IA et discrimination au travail : guide essentiel pour les employeurs du New Jersey

Guide pour les employeurs du New Jersey sur les risques de discrimination algorithmique au travail

En janvier 2025, la Division des droits civils du New Jersey (DCR) a publié des directives précisant que la Loi contre la discrimination (LAD) s’applique également aux décisions d’emploi prises avec l’aide de l’intelligence artificielle (IA). Les employeurs ne peuvent pas se décharger de leur responsabilité simplement parce qu’un algorithme, et non une personne, a influencé la décision.

Qu’est‑ce que la discrimination algorithmique ?

La discrimination algorithmique survient lorsqu’un outil de prise de décision automatisée engendre une différence de traitement fondée sur une caractéristique protégée : race, sexe, âge, handicap, religion, origine nationale ou toute autre catégorie reconnue par la LAD. Les technologies concernées comprennent l’IA, le machine learning et l’analyse prédictive.

Les biais peuvent découler de plusieurs sources :

  • Conception défectueuse du système – des critères de sélection mal définis.
  • Données d’entraînement biaisées – historiques reflétant des pratiques discriminatoires.
  • Mise en œuvre inadéquate – absence de contrôles humains ou de validation.

Implications pour les employeurs

La DCR rappelle que les employeurs restent responsables des décisions d’emploi assistées par IA. Si un outil automatisé engendre un traitement différentiel illégal, un impact disparate ou entrave le droit à une accommodation raisonnable, l’employeur s’expose à des sanctions sous la LAD. L’utilisation d’un fournisseur tiers ne constitue pas une défense.

Contexte régional

Le New Jersey n’est pas isolé ; plusieurs juridictions renforcent la régulation de l’IA en emploi :

  • New York City a adopté une loi exhaustive obligeant les employeurs à réaliser des audits annuels de biais, publier les résumés et informer à l’avance les candidats et employés.
  • Connecticut a promulgué le Sénat Bill No. 5, qui impose la notification des utilisateurs lorsque l’IA influence les décisions, la divulgation des catégories et sources de données, et interdit explicitement l’usage discriminatoire de l’IA.

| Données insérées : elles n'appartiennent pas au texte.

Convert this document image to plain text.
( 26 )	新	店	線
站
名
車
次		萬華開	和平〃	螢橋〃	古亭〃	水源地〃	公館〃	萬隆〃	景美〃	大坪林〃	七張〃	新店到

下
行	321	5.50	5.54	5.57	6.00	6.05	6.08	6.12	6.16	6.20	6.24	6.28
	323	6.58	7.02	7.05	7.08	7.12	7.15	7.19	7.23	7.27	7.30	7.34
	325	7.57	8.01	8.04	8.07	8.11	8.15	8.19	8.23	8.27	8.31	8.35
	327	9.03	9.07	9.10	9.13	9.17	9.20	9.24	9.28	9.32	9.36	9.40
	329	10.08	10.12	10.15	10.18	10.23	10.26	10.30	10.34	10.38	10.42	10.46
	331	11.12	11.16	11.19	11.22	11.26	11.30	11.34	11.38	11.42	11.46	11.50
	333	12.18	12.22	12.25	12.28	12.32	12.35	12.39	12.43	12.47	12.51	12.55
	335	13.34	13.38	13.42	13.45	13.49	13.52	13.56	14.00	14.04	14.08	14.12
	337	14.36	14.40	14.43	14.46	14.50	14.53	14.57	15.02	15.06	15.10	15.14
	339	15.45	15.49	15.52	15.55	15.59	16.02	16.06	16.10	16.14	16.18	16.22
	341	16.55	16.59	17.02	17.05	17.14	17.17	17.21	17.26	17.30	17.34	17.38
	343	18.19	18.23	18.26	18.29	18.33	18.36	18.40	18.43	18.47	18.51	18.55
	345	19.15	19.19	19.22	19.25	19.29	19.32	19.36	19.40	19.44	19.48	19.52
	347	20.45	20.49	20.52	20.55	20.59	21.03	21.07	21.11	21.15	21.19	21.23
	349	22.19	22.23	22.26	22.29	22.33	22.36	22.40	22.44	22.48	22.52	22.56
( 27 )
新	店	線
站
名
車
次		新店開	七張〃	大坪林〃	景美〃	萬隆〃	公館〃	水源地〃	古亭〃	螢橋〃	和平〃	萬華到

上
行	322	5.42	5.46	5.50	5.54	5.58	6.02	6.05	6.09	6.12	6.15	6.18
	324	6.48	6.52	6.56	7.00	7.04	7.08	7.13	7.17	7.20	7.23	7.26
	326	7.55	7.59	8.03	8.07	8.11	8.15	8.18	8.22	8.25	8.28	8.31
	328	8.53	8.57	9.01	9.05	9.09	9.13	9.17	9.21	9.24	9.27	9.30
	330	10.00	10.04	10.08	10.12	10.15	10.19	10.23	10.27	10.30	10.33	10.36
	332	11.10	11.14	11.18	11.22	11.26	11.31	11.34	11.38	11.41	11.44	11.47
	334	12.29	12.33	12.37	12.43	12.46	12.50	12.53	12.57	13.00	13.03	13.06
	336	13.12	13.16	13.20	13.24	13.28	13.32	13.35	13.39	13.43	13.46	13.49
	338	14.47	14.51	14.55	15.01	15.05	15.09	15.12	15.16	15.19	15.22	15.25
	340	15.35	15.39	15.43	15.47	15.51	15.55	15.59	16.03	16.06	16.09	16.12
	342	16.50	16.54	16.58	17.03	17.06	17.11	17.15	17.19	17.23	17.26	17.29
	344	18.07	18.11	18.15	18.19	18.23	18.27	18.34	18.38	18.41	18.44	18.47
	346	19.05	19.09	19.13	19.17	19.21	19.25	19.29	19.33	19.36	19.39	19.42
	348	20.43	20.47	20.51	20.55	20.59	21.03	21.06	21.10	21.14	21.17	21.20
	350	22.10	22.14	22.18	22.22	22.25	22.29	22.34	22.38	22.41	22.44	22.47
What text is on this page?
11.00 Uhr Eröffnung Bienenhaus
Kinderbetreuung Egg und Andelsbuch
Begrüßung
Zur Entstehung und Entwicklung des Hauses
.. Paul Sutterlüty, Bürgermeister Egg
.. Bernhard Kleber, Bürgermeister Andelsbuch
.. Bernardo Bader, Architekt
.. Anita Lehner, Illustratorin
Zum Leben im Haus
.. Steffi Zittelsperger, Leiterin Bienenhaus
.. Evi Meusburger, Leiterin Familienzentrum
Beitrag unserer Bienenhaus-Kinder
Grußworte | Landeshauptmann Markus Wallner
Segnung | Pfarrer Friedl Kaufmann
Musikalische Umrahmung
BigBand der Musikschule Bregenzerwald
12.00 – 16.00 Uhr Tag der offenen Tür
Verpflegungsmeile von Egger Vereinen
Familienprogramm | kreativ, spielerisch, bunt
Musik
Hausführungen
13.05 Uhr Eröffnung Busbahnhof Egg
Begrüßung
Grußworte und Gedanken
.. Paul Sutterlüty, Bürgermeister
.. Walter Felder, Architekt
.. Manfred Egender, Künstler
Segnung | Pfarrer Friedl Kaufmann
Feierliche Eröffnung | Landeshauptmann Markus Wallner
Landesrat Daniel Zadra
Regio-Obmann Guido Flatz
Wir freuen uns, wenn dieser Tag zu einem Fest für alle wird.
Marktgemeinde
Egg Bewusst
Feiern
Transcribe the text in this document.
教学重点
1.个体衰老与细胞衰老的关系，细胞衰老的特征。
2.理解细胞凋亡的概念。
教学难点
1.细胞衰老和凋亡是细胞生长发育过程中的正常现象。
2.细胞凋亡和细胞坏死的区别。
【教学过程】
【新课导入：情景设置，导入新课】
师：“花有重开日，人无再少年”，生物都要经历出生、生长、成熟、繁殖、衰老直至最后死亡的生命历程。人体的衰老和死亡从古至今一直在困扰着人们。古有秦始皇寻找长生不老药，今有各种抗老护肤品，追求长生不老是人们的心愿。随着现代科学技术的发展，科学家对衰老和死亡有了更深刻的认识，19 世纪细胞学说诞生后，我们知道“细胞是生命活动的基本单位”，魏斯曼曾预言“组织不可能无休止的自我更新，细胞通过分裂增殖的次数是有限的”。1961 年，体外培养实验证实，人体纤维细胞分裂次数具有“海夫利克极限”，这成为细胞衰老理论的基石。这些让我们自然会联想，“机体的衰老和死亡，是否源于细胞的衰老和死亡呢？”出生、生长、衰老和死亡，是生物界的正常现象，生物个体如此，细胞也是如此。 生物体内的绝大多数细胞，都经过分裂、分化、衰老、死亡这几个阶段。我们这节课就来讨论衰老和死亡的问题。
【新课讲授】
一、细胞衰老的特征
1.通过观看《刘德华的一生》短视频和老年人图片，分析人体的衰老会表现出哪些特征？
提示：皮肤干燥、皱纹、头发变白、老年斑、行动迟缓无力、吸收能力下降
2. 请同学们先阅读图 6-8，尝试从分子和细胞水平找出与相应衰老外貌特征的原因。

D’autres États comme l’Illinois, le Colorado et la Californie poursuivent ou ont déjà adopté des législations similaires.

Réduire les risques pour les employeurs

Pour intégrer l’IA de façon responsable, les employeurs devraient :

  • Comprendre les mécanismes de recommandation des outils IA.
  • Collaborer avec des fournisseurs qui testent régulièrement les biais.
  • Auditer périodiquement les résultats générés par l’IA afin d’identifier d’éventuelles disparités.
  • Maintenir une supervision humaine sur les décisions majeures.
  • Permettre aux employés et candidats de demander des accommodations raisonnables lorsque des systèmes automatisés sont impliqués.

Conclusion

L’IA représente un atout précieux, mais elle ne dispense pas les employeurs du respect des lois anti-discrimination. Les standards juridiques de la LAD s’appliquent que la décision provienne d’un superviseur ou d’un algorithme. Une évaluation continue des outils automatisés, combinée à des pratiques de gouvernance solide, permet de réduire les risques juridiques tout en tirant parti des avancées technologiques.